I’ve been collecting random pictures over the last few months in the hope that it would open the floodgates of inspiration for my blog. I didn’t exactly know what drew me to this picture of a bird on a boat’s rope, hovering over the sea. I’m not a big fan of the open sea and I hate birds. Actually “hate” is a strong word, I don’t hate birds, rather they make me anxious and incredibly uncomfortable, much like the idea of being stranded on a floating vessel in a large expanse of open water. However, inexplicably, there was just something about it.

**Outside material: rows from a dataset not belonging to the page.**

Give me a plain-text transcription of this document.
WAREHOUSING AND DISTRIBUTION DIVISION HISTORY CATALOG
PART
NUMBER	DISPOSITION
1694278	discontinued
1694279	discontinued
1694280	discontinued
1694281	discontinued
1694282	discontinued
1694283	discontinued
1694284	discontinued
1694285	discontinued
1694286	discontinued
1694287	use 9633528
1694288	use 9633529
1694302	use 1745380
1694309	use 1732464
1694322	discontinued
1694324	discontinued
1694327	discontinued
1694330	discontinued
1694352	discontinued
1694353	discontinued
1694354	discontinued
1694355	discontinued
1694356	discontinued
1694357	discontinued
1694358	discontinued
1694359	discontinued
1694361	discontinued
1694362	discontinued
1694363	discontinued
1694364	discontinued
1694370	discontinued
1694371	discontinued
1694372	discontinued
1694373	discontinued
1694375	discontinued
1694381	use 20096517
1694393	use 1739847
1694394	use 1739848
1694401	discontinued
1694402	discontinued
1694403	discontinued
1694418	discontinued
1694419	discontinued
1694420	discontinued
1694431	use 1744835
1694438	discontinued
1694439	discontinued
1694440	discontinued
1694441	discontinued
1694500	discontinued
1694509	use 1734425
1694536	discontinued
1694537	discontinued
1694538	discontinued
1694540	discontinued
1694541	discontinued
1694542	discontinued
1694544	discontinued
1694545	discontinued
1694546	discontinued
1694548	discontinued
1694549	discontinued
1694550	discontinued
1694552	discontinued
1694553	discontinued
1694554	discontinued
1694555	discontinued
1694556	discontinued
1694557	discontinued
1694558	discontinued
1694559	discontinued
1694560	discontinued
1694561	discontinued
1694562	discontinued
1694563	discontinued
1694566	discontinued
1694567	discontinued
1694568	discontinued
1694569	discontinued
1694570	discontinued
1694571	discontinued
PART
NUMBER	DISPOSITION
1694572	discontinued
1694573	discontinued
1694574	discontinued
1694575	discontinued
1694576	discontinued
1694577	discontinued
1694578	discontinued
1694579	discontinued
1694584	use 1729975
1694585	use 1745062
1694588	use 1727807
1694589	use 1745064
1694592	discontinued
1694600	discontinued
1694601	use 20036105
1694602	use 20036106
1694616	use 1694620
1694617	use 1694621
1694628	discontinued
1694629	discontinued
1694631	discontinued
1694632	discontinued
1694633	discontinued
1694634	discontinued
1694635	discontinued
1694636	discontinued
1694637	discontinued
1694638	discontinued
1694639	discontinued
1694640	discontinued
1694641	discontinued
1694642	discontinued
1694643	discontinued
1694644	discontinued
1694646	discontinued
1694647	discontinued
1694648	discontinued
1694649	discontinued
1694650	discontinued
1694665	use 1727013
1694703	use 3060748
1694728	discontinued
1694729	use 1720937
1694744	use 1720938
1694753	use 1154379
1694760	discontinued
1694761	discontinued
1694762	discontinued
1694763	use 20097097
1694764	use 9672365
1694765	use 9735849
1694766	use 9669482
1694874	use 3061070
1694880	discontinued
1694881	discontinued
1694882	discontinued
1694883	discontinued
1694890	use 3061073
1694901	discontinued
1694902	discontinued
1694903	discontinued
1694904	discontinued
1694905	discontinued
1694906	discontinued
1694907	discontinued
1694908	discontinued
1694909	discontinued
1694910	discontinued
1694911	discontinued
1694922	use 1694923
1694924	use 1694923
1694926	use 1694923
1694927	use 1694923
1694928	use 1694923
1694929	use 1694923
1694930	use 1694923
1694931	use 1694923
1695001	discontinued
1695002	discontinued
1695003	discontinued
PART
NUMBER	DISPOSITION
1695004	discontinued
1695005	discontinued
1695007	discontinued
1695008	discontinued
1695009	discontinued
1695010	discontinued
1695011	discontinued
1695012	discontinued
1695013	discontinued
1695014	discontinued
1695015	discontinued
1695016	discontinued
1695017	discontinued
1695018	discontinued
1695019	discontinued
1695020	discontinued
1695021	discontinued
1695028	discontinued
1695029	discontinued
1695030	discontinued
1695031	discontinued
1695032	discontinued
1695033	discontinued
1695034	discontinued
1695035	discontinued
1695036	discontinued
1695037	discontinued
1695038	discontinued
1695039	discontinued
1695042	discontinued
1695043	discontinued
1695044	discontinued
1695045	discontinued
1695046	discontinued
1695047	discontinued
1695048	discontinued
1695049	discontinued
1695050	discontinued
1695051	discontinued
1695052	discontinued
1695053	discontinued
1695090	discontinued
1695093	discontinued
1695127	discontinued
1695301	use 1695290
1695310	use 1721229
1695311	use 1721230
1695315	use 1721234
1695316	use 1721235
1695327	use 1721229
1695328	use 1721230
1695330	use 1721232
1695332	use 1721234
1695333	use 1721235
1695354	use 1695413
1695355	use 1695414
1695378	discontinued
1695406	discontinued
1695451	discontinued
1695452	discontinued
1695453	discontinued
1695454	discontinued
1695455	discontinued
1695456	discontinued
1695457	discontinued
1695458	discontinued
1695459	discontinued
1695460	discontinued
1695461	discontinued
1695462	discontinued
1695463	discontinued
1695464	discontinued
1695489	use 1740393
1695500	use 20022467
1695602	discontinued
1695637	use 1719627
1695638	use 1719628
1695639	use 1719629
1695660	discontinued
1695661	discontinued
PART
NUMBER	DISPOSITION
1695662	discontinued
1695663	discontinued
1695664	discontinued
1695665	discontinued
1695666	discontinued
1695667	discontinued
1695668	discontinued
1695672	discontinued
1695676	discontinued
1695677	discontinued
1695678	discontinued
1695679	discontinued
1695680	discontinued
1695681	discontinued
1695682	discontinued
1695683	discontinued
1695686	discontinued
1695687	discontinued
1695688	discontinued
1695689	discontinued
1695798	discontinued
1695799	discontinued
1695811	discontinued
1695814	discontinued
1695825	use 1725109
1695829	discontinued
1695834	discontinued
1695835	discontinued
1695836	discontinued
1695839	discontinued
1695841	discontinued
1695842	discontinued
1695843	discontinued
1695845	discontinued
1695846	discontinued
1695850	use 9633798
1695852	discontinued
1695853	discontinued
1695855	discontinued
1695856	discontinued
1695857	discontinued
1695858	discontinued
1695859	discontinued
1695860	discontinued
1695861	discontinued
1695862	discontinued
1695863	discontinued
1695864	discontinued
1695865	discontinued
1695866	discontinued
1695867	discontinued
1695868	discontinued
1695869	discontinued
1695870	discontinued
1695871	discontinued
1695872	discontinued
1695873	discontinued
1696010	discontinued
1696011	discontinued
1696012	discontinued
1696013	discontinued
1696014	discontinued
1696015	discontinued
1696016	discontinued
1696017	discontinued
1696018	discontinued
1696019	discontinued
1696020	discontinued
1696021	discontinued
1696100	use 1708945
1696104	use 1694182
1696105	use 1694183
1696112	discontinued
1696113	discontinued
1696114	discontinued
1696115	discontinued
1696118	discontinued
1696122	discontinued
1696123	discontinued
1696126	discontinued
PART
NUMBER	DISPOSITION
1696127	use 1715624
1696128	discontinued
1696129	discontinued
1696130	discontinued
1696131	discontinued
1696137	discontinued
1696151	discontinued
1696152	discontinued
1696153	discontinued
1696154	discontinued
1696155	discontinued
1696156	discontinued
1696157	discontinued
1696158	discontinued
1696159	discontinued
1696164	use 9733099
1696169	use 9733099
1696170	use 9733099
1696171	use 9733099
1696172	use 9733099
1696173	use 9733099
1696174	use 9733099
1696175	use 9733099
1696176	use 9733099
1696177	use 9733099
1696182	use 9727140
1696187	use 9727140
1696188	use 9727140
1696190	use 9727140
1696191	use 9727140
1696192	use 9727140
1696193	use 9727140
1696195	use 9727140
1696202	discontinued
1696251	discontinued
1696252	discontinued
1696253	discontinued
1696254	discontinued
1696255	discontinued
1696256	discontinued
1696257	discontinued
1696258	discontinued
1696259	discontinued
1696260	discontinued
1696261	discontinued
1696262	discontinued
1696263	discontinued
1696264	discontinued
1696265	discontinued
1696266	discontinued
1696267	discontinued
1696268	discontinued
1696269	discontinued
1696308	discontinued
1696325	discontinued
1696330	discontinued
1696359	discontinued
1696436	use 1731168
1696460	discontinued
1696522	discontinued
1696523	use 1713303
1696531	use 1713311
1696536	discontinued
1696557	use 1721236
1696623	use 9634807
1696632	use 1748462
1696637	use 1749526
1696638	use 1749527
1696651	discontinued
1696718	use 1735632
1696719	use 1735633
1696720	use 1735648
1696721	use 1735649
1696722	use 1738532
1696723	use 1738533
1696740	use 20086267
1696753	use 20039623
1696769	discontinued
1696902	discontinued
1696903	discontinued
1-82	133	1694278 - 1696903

This is my first published blog (in case you couldn’t already tell) and due to chronic issues with both procrastination and perfectionism, or as Dr Jason Fox puts it “procrastifectionism”, it’s taken me months to even think about finally putting the proverbial pen to paper, let alone publish anything. The idea of putting my own thoughts, ideas and words out into the world has brought back a level of anxiety that I thought I had under control and made my usual confident self back into a corner of nervous questioning. What will people think of it? Is it good enough? Does it make any sense at all outside of my head? Then it clicked and I suddenly understood what it was about this picture that I could relate to. That bird was me, usually controlled and confident but now appearing to be precariously balanced on unsteady ground over what looks like an endless sea of the unknown. Many of people have said to me, running a business is like holding a mirror up for the whole world to see a better reflection of yourself. A short but daunting phrase that sums up why I have been so apprehensive about putting myself and my business out into the world. It is all of me, an apologetically, unapologetic exposure for all to appraise, however they see fit.
Fast-forward however many weeks and I’ve finally done it, and like doing anything for the first time, once you start, (hopefully) you realise it’s not half as scary as you originally thought. Now I look at this picture and rather than seeing it as precarious and unnerving, I see it as opportunistic, free and proud. A much better reflection of me.